The market for morticians and crematoriums is more fragmented in Europe than in other developed nations, particularly in Germany, according to Björn Wolff, founder of Mymoria GmbH. His company, which provides funeral services, has been buying up morticians in recent years, too, and wants to continue doing so.

Family owners are retiring and their children no longer want to run the business,” Wolff said. By taking over, Mymoria is able combine certain areas like administration and improve cost efficiency.

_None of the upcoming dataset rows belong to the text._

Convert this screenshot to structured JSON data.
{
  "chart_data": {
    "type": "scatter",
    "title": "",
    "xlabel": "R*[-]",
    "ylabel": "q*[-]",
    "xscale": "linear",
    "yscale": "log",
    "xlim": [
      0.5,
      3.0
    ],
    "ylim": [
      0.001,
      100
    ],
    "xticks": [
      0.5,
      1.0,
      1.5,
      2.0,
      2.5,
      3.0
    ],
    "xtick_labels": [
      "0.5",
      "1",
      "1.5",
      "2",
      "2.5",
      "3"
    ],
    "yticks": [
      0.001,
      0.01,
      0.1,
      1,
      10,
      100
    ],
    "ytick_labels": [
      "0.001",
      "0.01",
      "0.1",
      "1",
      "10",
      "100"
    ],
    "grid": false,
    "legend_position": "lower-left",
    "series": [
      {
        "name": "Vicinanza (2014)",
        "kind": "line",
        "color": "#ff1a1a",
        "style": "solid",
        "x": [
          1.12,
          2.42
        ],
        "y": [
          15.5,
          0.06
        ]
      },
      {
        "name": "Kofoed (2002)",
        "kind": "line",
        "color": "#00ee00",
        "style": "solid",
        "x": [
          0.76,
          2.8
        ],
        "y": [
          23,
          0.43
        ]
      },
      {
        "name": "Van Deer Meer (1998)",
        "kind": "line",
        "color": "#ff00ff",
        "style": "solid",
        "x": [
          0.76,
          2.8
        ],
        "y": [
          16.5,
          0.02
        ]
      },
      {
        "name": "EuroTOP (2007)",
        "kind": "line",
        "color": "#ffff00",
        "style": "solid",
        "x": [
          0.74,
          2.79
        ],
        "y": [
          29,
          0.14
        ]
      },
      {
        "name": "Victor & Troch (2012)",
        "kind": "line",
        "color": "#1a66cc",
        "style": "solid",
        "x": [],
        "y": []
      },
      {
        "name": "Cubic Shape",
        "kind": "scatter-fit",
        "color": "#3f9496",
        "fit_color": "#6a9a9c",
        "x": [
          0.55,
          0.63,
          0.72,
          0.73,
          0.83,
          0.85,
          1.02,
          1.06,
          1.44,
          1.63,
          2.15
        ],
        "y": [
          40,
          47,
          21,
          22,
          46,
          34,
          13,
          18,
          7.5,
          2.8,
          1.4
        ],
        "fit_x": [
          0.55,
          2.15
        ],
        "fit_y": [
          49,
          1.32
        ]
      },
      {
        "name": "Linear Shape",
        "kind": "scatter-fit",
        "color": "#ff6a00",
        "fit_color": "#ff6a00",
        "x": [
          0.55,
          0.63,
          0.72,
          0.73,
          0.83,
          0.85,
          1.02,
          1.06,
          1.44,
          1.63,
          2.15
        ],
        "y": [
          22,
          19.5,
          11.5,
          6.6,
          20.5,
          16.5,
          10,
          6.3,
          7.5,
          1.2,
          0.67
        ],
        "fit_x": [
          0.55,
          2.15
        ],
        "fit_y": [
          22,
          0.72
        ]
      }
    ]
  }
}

Meanwhile, cash flow in the sector is predictable — people have to die. Deaths are expected to gain speed in the coming years as the baby boomer generation ages, which will likely drive up revenues for companies like Funecap and Mymoria.

Another source of income that is considered more controversial is the sale of metal scraps left over after human bodies have been cremated.

Many people have gold teeth, artificial hips or knee joints, which contain titanium, cobalt or chromium. In most European countries, the metals are removed from the ashes and sold to metal recyclers. That’s not illegal as long as relatives are informed.

Many crematoriums say they donate all or part of the proceeds. According to Jan-Willem Gabriels, head of metals recycler OrthoMetals A/S, the donation process varies strongly between European countries: Germany lacks national regulations on the matter, while Sweden requires crematoriums to send proceeds to its state inheritance fund.

“Sometimes it’s 100%, sometimes 50%,” Gisserot said of Funecap’s policy on donations. “Since a corporate is not a charity, you need to use the proceeds in the best interest of the corporate.”

At the same time, RTK’s Könsgen said “some investors seem to assume that crematoriums are a money-printing machine,” but that the idea is delusional. 

“You have to invest a lot in the equipment and processes and take care of the maintenance, but if you know what you’re doing, you can achieve an adequate return,” she said.